The glue comes in two parts – a vial containing fibrinogen powder and another containing thrombin powder. The conjunctival graft is excised in the usual manner and is place stromal side up on the cornea, with the limbal edge adjacent to the limbus. After reconstituting the vials with the provided solutions and mixing them well – these are applied to the bed – this can be either done simultaneously using the modified syringe applicator provided, or can be used as two separate solutions. If the latter, place the sticky fibrinogen in the scleral bed, and the liquid thrombin on the undersurface of the conjunctival graft. The graft is then flipped over into the bed and two fine tipped forceps are used to stroke the graft to fit it into the bed. The edges of the graft are then coapted with the margins of the host conjunctiva to unite the edges of the graft with the margins of the conjunctival bed. Since fibrin formation occurs over 45 seconds, there is enough time to perform these maneuvers.

Lamellar Keratoplasty

When extensive corneal scarring in the visual axis coexists with the pterygium, a lamellar corneal graft is required along with pterygium excision and adjunctive procedures to improve vision.

Combination Approach

In very extensive pterygia, often recurrent, with significant conjunctival loss, it may be necessary to combine the above approaches – using extensive pterygium excision, with a conjunctival autograft, amniotic membrane transplant and intraoperative MMC. This may or may not need to be combined with a lamellar corneal graft for vision restoration.

Pterygium subconjunctival avastin injection

Rationale: As a pterygium is a fibrovascular proliferation,  its growth requires new vessel formation. It is hypothesised that increased angiogenic inhibitors may regulate the formation and progression of pterygia. Studies have been done using bevacizumab 2.5mg/0.1ml  injected at the limbus at the head of a possible recurrence. More than one injection may be required. Subconjunctival bevacizumab results in a short-term show a decrease in vascularization and irritation. Further long-term studies are needed to  investigate the efficacy of bevacizumab as an adjunct to surgical excision or in combination with topical treatment.

COMPLICATIONS

1. Intraoperative problems: Globe rupture during peribulbar block, damage to the rectus muscle, and intraocular penetration during graft suturing have been reported. Excessive corneal tissue removal during pterygium head removal and perforation can also occur.
2. Recurrence: is the most important complication of pterygium surgery. Fortunately with well performed surgery using the options mentioned above, recurrence rates can be as low as 3.8%. Recurrences can be of two types – across the graft, if the graft used is not viable; or around the graft – if inadequate excision of the pterygium and or a small graft is used.
3. Graft problems: include too large or too small a graft, buttonhole in the graft, improper suturing leading to an unsecured graft on the sclera, inversion of the graft with the epithelial side placed facing the sclera, and a large hematoma under the graft preventing a graft take.
4. Infection: as with any surgery, this can happen in pterygium surgery. can occur if complete excision of the pterygium is not done.

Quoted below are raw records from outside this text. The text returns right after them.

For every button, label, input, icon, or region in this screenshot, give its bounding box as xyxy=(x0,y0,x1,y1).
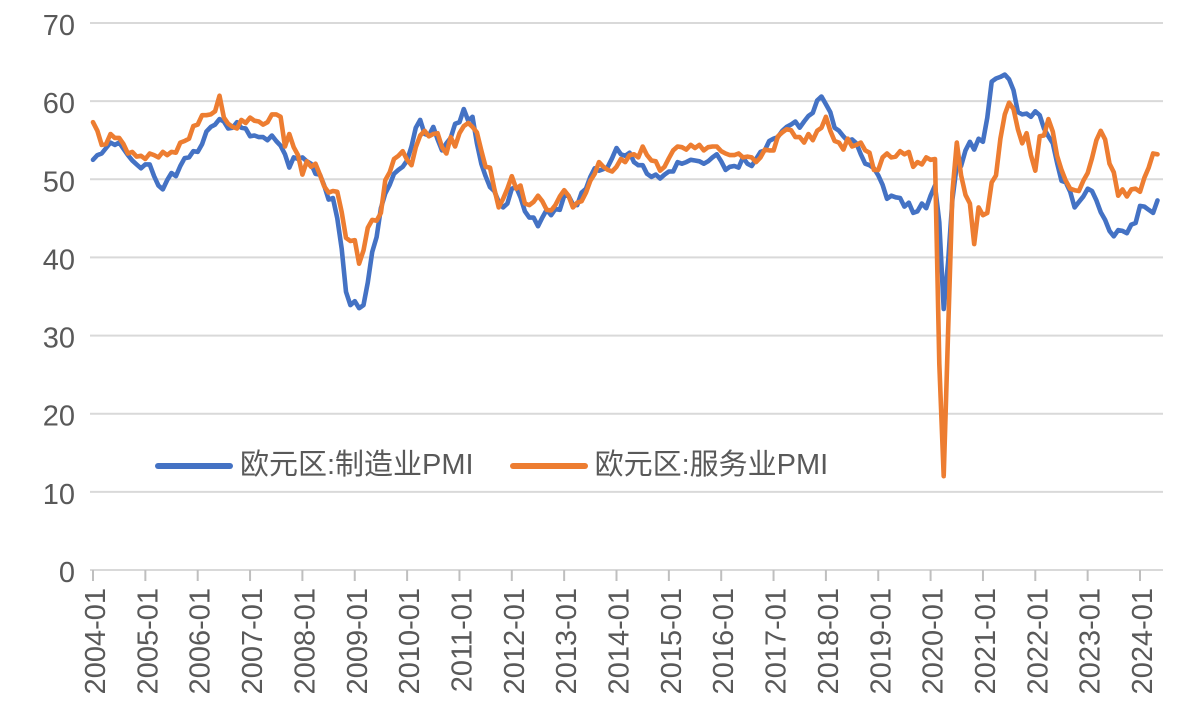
x-tick-label: 2021-01 xyxy=(970,588,1002,694)
x-tick-label: 2012-01 xyxy=(499,588,531,694)
x-tick-label: 2017-01 xyxy=(761,588,793,694)
x-tick-label: 2007-01 xyxy=(237,588,269,694)
x-tick-label: 2023-01 xyxy=(1075,588,1107,694)
x-tick-label: 2019-01 xyxy=(865,588,897,694)
y-tick-label-50: 50 xyxy=(43,166,75,198)
legend-item-services-pmi[interactable]: 欧元区:服务业PMI xyxy=(509,449,829,482)
x-tick-label: 2004-01 xyxy=(80,588,112,694)
y-tick-label-40: 40 xyxy=(43,244,75,276)
x-tick-label: 2024-01 xyxy=(1127,588,1159,694)
services-series-color-swatch xyxy=(509,463,588,469)
x-tick-label: 2020-01 xyxy=(918,588,950,694)
chart-legend: 欧元区:制造业PMI 欧元区:服务业PMI xyxy=(155,449,829,482)
x-tick-label: 2022-01 xyxy=(1022,588,1054,694)
x-tick-label: 2009-01 xyxy=(342,588,374,694)
y-tick-label-70: 70 xyxy=(43,10,75,42)
manufacturing-pmi-line xyxy=(90,72,1160,312)
x-tick-label: 2006-01 xyxy=(185,588,217,694)
x-tick-label: 2015-01 xyxy=(656,588,688,694)
x-tick-label: 2018-01 xyxy=(813,588,845,694)
y-tick-label-60: 60 xyxy=(43,88,75,120)
x-tick-label: 2005-01 xyxy=(132,588,164,694)
legend-label-services: 欧元区:服务业PMI xyxy=(594,449,829,481)
x-tick-label: 2011-01 xyxy=(446,588,478,692)
x-tick-label: 2016-01 xyxy=(708,588,740,694)
x-tick-label: 2013-01 xyxy=(551,588,583,694)
x-tick-label: 2014-01 xyxy=(604,588,636,694)
manufacturing-series-color-swatch xyxy=(155,463,233,469)
y-tick-label-10: 10 xyxy=(43,479,75,511)
services-pmi-line xyxy=(90,93,1160,479)
legend-item-manufacturing-pmi[interactable]: 欧元区:制造业PMI xyxy=(155,449,474,482)
x-tick-label: 2010-01 xyxy=(394,588,426,694)
x-tick-label: 2008-01 xyxy=(289,588,321,694)
y-tick-label-0: 0 xyxy=(59,557,75,589)
y-tick-label-20: 20 xyxy=(43,401,75,433)
y-tick-label-30: 30 xyxy=(43,323,75,355)
legend-label-manufacturing: 欧元区:制造业PMI xyxy=(240,449,474,481)
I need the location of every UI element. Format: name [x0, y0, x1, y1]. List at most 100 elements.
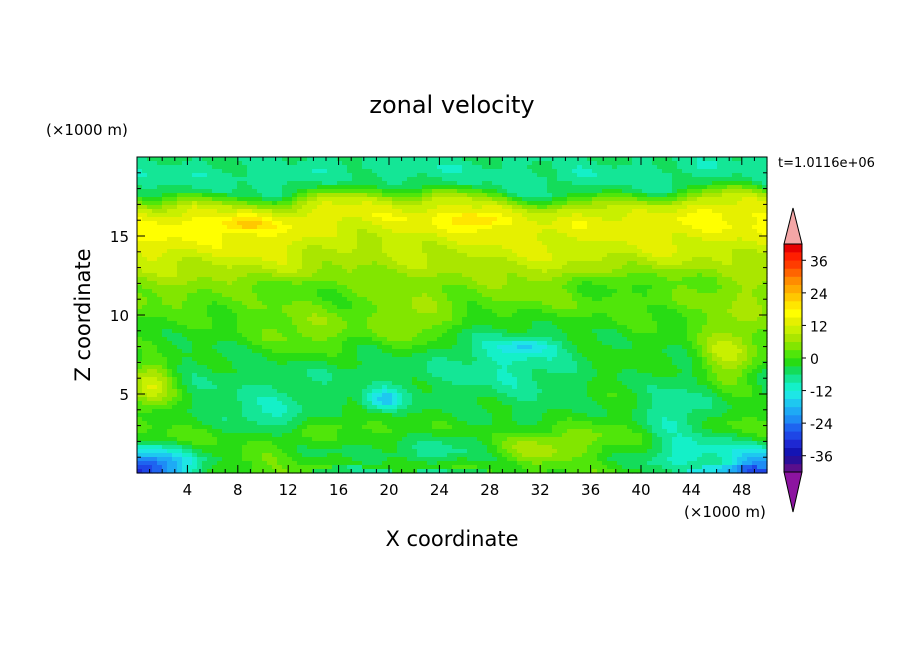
field-cell: [277, 305, 283, 310]
field-cell: [662, 197, 668, 202]
field-cell: [732, 293, 738, 298]
field-cell: [532, 209, 538, 214]
field-cell: [332, 229, 338, 234]
field-cell: [147, 161, 153, 166]
field-cell: [177, 189, 183, 194]
field-cell: [267, 273, 273, 278]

Since corneal epithelial injury occurs during surgery, the infection can occur in the cornea, sclera or both. 
5. Granuloma: Usually seen after bare sclera surgery, the granuloma can occur in the scleral bed, or in cases of a conjunctival autograft, can occur at the site of donor graft excision, if the Tenon’s there is hydrated and does not get covered with conjunctiva in the healing period.
6. Surgically induced necrotising scleritis: has been reported. Scleral melts after the use of MMC  have also been reported.
7. Strabismus : recurrent pterygia may be difficult to dissect  and damage to the rectus muscle may result in strabismus.
8. Diplopia: can result from cicatrizing changes in the conjunctiva after excision, affeting free movement of the eye.
9. Vision changes: from the corneal irregularity that can occur after pterygium removal from the cornea.
10. Steroid induced IOP rise: is a problem in some patients, who are steroid responders.